Dünya ekonomisinde sorunların aşılması için başta gelişmiş ülkeler olmak üzere bütün ülke liderlerinin inisiyatif almasına ihtiyaç vardır.
Sorunların çözüm yolu ana hatlarıyla bellidir, asıl mesele bunu uygulayabilecek siyasi iradeyi ortaya koyabilmektir.
Gelişmiş ülkelerin daha fazla gecikmeden koordineli biçimde harekete geçmelerini, cesur davranarak, siyasi baskılara boyun eğmeden gerekli tedbirleri hayata geçirmelerini bekliyoruz.
Üzülerek ifade edeyim ki bu tedbirlerin gecikmekte olduğuna dair somut göstergeler ortaya çıkmaya başlamıştır.

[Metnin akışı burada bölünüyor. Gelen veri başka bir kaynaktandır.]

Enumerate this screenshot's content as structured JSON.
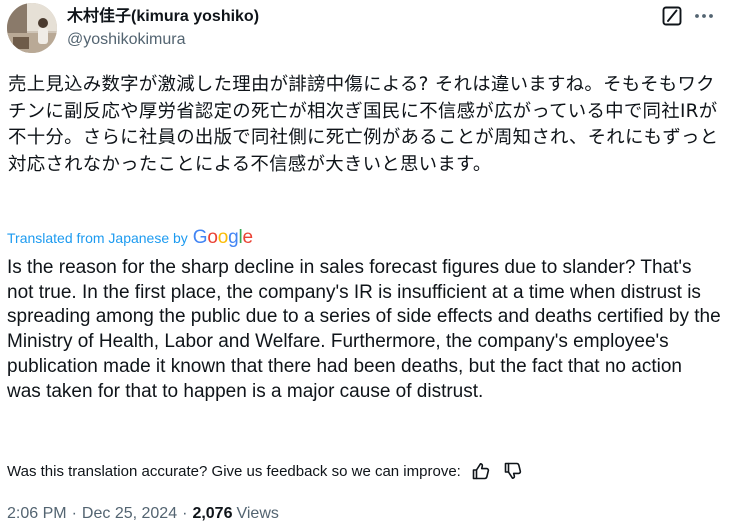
{
  "author": {
    "display_name": "木村佳子(kimura yoshiko)",
    "handle": "@yoshikokimura"
  },
  "icons": {
    "grok": "grok-icon",
    "more": "more-horizontal-icon",
    "thumbs_up": "thumbs-up-icon",
    "thumbs_down": "thumbs-down-icon"
  },
  "tweet": {
    "original_text": "売上見込み数字が激減した理由が誹謗中傷による? それは違いますね。そもそもワクチンに副反応や厚労省認定の死亡が相次ぎ国民に不信感が広がっている中で同社IRが不十分。さらに社員の出版で同社側に死亡例があることが周知され、それにもずっと対応されなかったことによる不信感が大きいと思います。",
    "translated_from": "Translated from Japanese by",
    "translator_logo": "Google",
    "translation_text": "Is the reason for the sharp decline in sales forecast figures due to slander? That's not true. In the first place, the company's IR is insufficient at a time when distrust is spreading among the public due to a series of side effects and deaths certified by the Ministry of Health, Labor and Welfare. Furthermore, the company's employee's publication made it known that there had been deaths, but the fact that no action was taken for that to happen is a major cause of distrust.",
    "feedback_question": "Was this translation accurate? Give us feedback so we can improve:"
  },
  "meta": {
    "time": "2:06 PM",
    "separator": "·",
    "date": "Dec 25, 2024",
    "views_count": "2,076",
    "views_label": "Views"
  },
  "colors": {
    "text": "#0f1419",
    "secondary": "#536471",
    "link": "#1d9bf0",
    "google_blue": "#4285f4",
    "google_red": "#ea4335",
    "google_yellow": "#fbbc05",
    "google_green": "#34a853"
  }
}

Medyadan mutlaka takip etmişsinizdir; uluslararası kredi derecelendirme kuruluşu Standart and Poors, geçtiğimiz ay Amerika'nın tarihinde ilk kez kredi notunu düşürdü.

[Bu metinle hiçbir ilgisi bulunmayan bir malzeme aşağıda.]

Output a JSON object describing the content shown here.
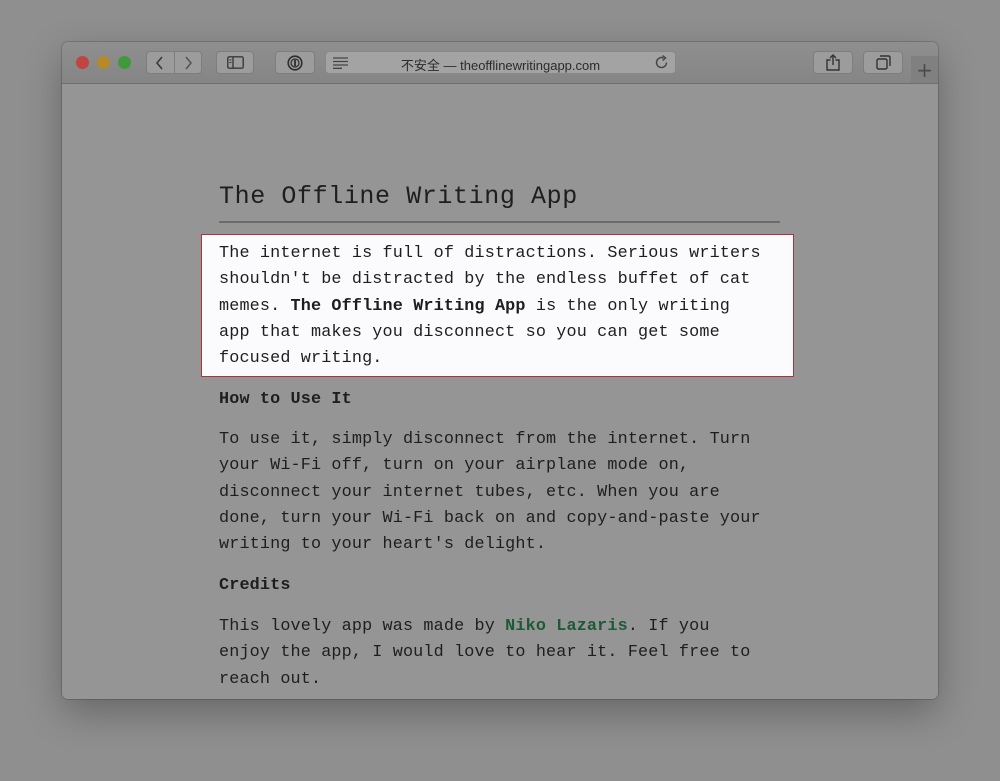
{
  "browser": {
    "address_text": "不安全 — theofflinewritingapp.com",
    "new_tab_label": "+"
  },
  "page": {
    "title": "The Offline Writing App",
    "intro": {
      "line1": "The internet is full of distractions. Serious writers",
      "line2": "shouldn't be distracted by the endless buffet of cat",
      "line3_before": "memes. ",
      "line3_bold": "The Offline Writing App",
      "line3_after": " is the only writing",
      "line4": "app that makes you disconnect so you can get some",
      "line5": "focused writing."
    },
    "how_heading": "How to Use It",
    "how": {
      "line1": "To use it, simply disconnect from the internet. Turn",
      "line2": "your Wi-Fi off, turn on your airplane mode on,",
      "line3": "disconnect your internet tubes, etc. When you are",
      "line4": "done, turn your Wi-Fi back on and copy-and-paste your",
      "line5": "writing to your heart's delight."
    },
    "credits_heading": "Credits",
    "credits": {
      "line1_before": "This lovely app was made by ",
      "line1_link": "Niko Lazaris",
      "line1_after": ". If you",
      "line2": "enjoy the app, I would love to hear it. Feel free to",
      "line3": "reach out."
    }
  },
  "colors": {
    "highlight_border": "#b5303a",
    "link": "#1d5a35"
  }
}
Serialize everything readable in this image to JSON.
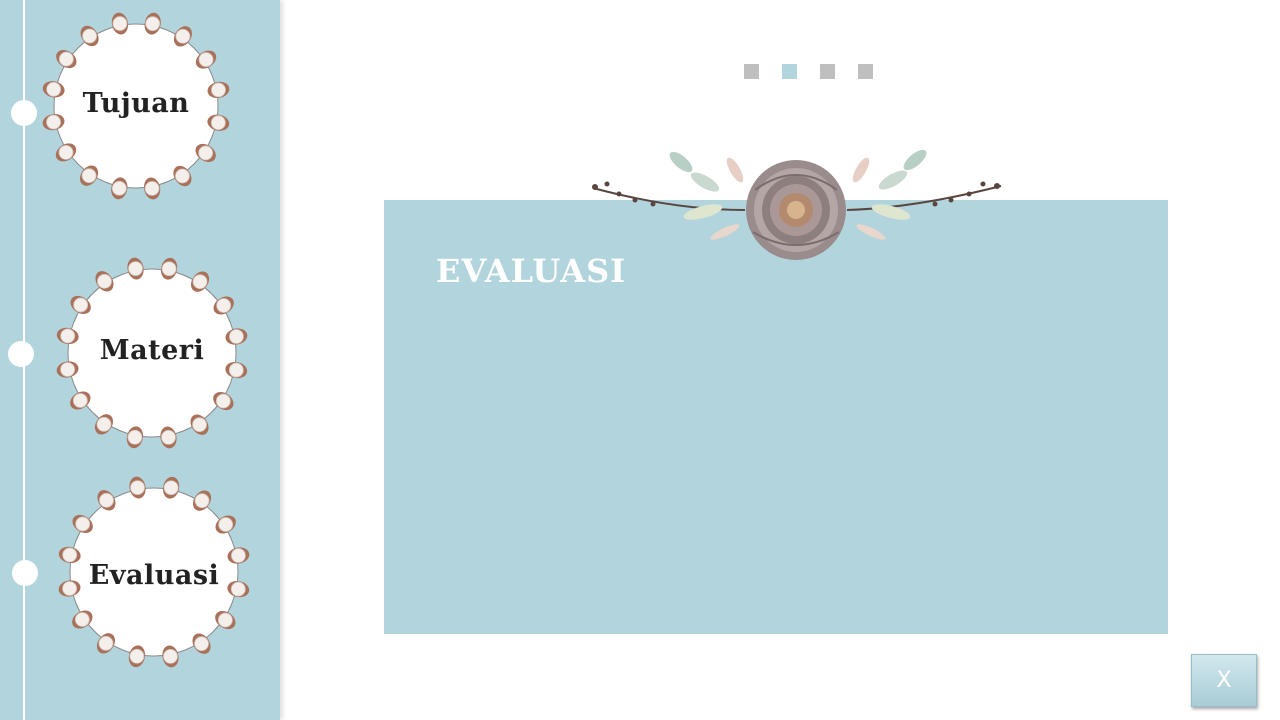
{
  "sidebar": {
    "items": [
      {
        "label": "Tujuan"
      },
      {
        "label": "Materi"
      },
      {
        "label": "Evaluasi"
      }
    ]
  },
  "slide_indicator": {
    "count": 4,
    "active_index": 1
  },
  "content": {
    "title": "EVALUASI"
  },
  "close_button": {
    "label": "X"
  },
  "colors": {
    "accent": "#b2d4dd",
    "inactive_dot": "#bfbfbf",
    "label_text": "#222222",
    "title_text": "#ffffff"
  },
  "icons": {
    "wreath": "cotton-wreath-icon",
    "floral": "floral-ornament-icon"
  }
}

Buna karşılık yine aynı kuruluş geçtiğimiz günlerde Türkiye'nin ulusal para cinsinden kredi notunu "yatırım yapılabilir" seviyeye yükseltti.
Gelişmiş ülkelerin kredi notları düşerken, Türkiye'nin kredi notundaki artış, ülkemizin dünya ekonomisindeki güçlü konumuna işaret ediyor.
Türkiye yabancı para cinsinden kredi notu artışını da çoktan hak etti; Türk tahvillerinin uluslararası piyasalardaki risk primleri bunu açıkça ortaya koyuyor.
Güçlü bir ekonominin temelinde güven ve istikrar kavramları vardır; biz ekonomi yönetimimizi işte bu kavramlar üzerine oturttuk.
Bu sebepledir ki olumsuz küresel şartlara rağmen uzun vadeli planlar yapabiliyor, geleceğe güvenle bakabiliyoruz.
Türkiye'ye inanıyor, milletimize güveniyoruz.Ülkemizi mutlu ve müreffeh geleceğine taşıyacak yolda emin adımlarla ilerlemeye kararlılıkla devam ediyoruz.
Bu inanç ve heyecanla sözlerime son veriyor, hepinize sevgi ve saygılarımı sunuyorum.